Gracias a Dios, y a ese ejemplo que Ella nos brindó, en nuestra tierra se sigue venerando en esa forma la figura sacerdotal, y muy especialmente la episcopal, por lo que esa administración nuestra, de la que ahora nos honramos en venir a dar cuentas a Su Santidad, continuador antonomástico de la presencia jerárquica del Hijo que Ella veneró y nos enseñó a amar y venerar, reviste para nosotros un peso muy especial, de modo que, para cuyo mejor desempeño, rogamos a Su Santidad nos ilustre y nos ayude a mejorarlo con sus iluminadas observaciones, mismas que intentaremos acatar nosotros con la misma docilidad y prontitud con que Fray Juan de Zumárraga y San Juan Diego Cuauhtlatoatzin nos enseñaron a acatar las de Aquel de quien Su Santidad es Vicario, Jesucristo nuestro Señor.
No quiero terminar sin subrayar que, si la figura sacerdotal y episcopal es entre nosotros tan venerada, la de Su Santidad lo es a un grado verdaderamente digno del Vicario de Cristo, como pudo comprobarlo su amadísimo antecesor, y esperamos que Su Santidad mismo lo constate, si podemos merecerle la honra de su visita, a la que desde ahora le invitamos desde lo más profundo de nuestro corazón filial.

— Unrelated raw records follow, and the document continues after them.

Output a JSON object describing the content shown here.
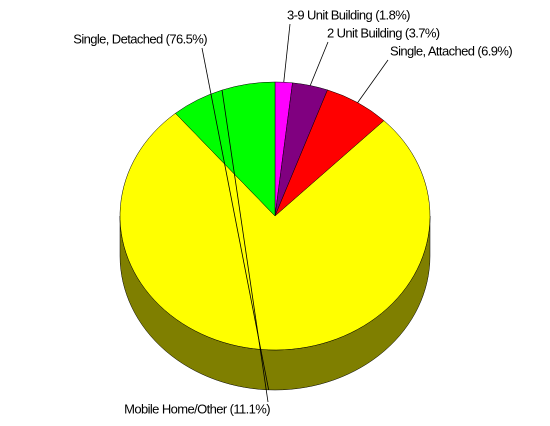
{
  "chart_data": {
    "type": "pie",
    "categories": [
      "3-9 Unit Building (1.8%)",
      "2 Unit Building (3.7%)",
      "Single, Attached (6.9%)",
      "Single, Detached (76.5%)",
      "Mobile Home/Other (11.1%)"
    ],
    "values": [
      1.8,
      3.7,
      6.9,
      76.5,
      11.1
    ],
    "colors": [
      "#ff00ff",
      "#800080",
      "#ff0000",
      "#ffff00",
      "#00ff00"
    ]
  }
}
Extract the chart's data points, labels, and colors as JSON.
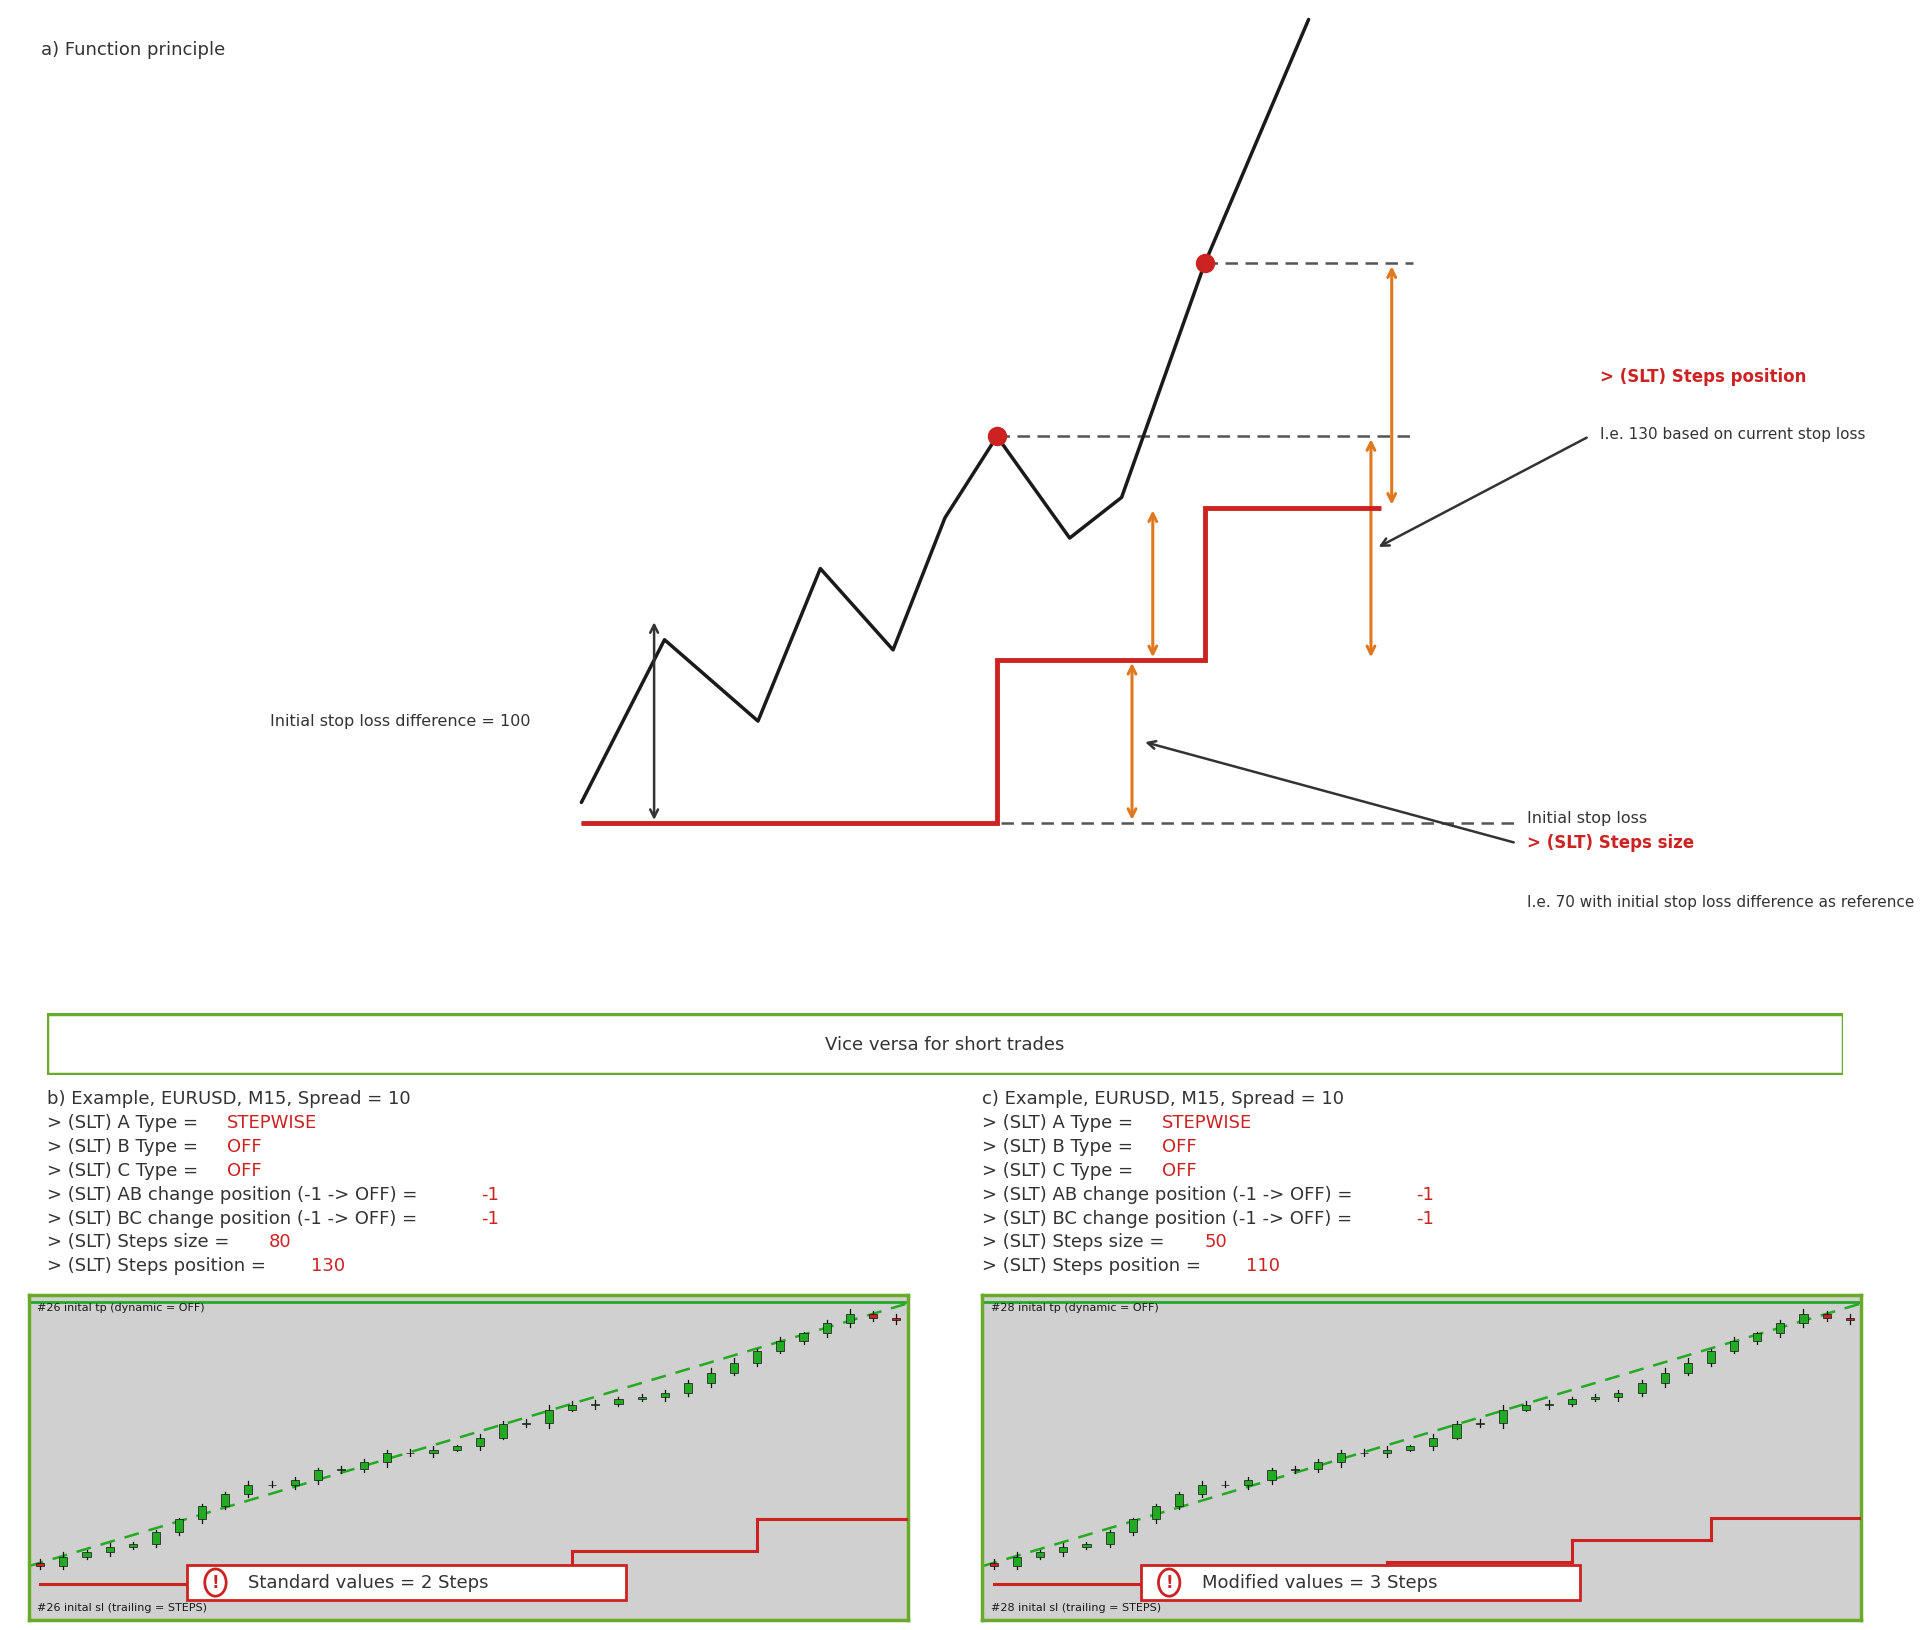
{
  "bg_color": "#ffffff",
  "title_a": "a) Function principle",
  "vice_versa_text": "Vice versa for short trades",
  "vice_versa_border": "#6aaa2a",
  "price_line_color": "#1a1a1a",
  "sl_line_color": "#cc2222",
  "initial_sl_label": "Initial stop loss",
  "initial_diff_label": "Initial stop loss difference = 100",
  "steps_pos_label": "> (SLT) Steps position",
  "steps_pos_sub": "I.e. 130 based on current stop loss",
  "steps_size_label": "> (SLT) Steps size",
  "steps_size_sub": "I.e. 70 with initial stop loss difference as reference",
  "steps_pos_color": "#cc2222",
  "steps_size_color": "#cc2222",
  "orange_arrow_color": "#e07820",
  "dashed_line_color": "#555555",
  "dot_color": "#cc2222",
  "panel_bg": "#d0d0d0",
  "panel_border": "#6aaa2a",
  "green_candle": "#22aa22",
  "red_candle": "#cc2222",
  "tp_line_color": "#22aa22",
  "sl_step_color": "#cc2222",
  "b_title": "b) Example, EURUSD, M15, Spread = 10",
  "c_title": "c) Example, EURUSD, M15, Spread = 10",
  "b_params": [
    [
      "> (SLT) A Type = ",
      "STEPWISE",
      ""
    ],
    [
      "> (SLT) B Type = ",
      "OFF",
      ""
    ],
    [
      "> (SLT) C Type = ",
      "OFF",
      ""
    ],
    [
      "> (SLT) AB change position (-1 -> OFF) = ",
      "-1",
      ""
    ],
    [
      "> (SLT) BC change position (-1 -> OFF) = ",
      "-1",
      ""
    ],
    [
      "> (SLT) Steps size = ",
      "80",
      ""
    ],
    [
      "> (SLT) Steps position = ",
      "130",
      ""
    ]
  ],
  "c_params": [
    [
      "> (SLT) A Type = ",
      "STEPWISE",
      ""
    ],
    [
      "> (SLT) B Type = ",
      "OFF",
      ""
    ],
    [
      "> (SLT) C Type = ",
      "OFF",
      ""
    ],
    [
      "> (SLT) AB change position (-1 -> OFF) = ",
      "-1",
      ""
    ],
    [
      "> (SLT) BC change position (-1 -> OFF) = ",
      "-1",
      ""
    ],
    [
      "> (SLT) Steps size = ",
      "50",
      ""
    ],
    [
      "> (SLT) Steps position = ",
      "110",
      ""
    ]
  ],
  "b_label_top": "#26 inital tp (dynamic = OFF)",
  "b_label_bot": "#26 inital sl (trailing = STEPS)",
  "c_label_top": "#28 inital tp (dynamic = OFF)",
  "c_label_bot": "#28 inital sl (trailing = STEPS)",
  "b_note": "Standard values = 2 Steps",
  "c_note": "Modified values = 3 Steps",
  "note_color": "#cc2222",
  "red_color": "#cc2222",
  "dark_color": "#333333",
  "font_size_main": 13,
  "font_size_param": 13
}
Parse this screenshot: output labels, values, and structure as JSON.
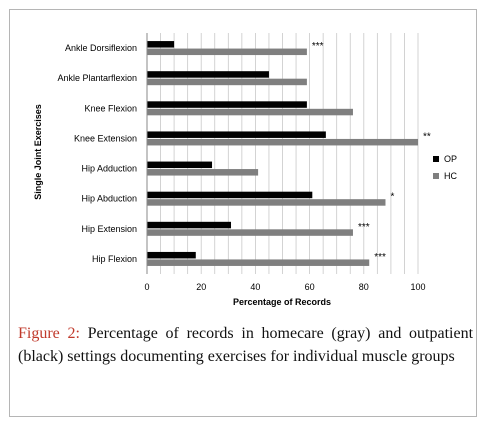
{
  "chart_data": {
    "type": "bar",
    "orientation": "horizontal",
    "categories": [
      "Ankle Dorsiflexion",
      "Ankle Plantarflexion",
      "Knee Flexion",
      "Knee Extension",
      "Hip Adduction",
      "Hip Abduction",
      "Hip Extension",
      "Hip Flexion"
    ],
    "series": [
      {
        "name": "OP",
        "color": "#000000",
        "values": [
          10,
          45,
          59,
          66,
          24,
          61,
          31,
          18
        ]
      },
      {
        "name": "HC",
        "color": "#7f7f7f",
        "values": [
          59,
          59,
          76,
          100,
          41,
          88,
          76,
          82
        ]
      }
    ],
    "annotations": [
      "***",
      "",
      "",
      "**",
      "",
      "*",
      "***",
      "***"
    ],
    "xlabel": "Percentage of Records",
    "ylabel": "Single Joint Exercises",
    "xlim": [
      0,
      100
    ],
    "xticks": [
      "0",
      "20",
      "40",
      "60",
      "80",
      "100"
    ],
    "grid": "vertical",
    "legend": "right"
  },
  "caption": {
    "label": "Figure 2:",
    "text": " Percentage of records in homecare (gray) and outpatient (black) settings documenting exercises for individual muscle groups"
  }
}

Agradecemos de corazón el afecto paternal, fraternal, amical y pastoral que nos ha brindado. No queremos regresar a nuestra patria sin decirle que nosotros también lo amamos, y lo amamos mucho. Gracias por confirmarnos en la fe, gracias por haber aceptado el llamado de Cristo a apacentar su Iglesia al inicio de este Tercer Milenio.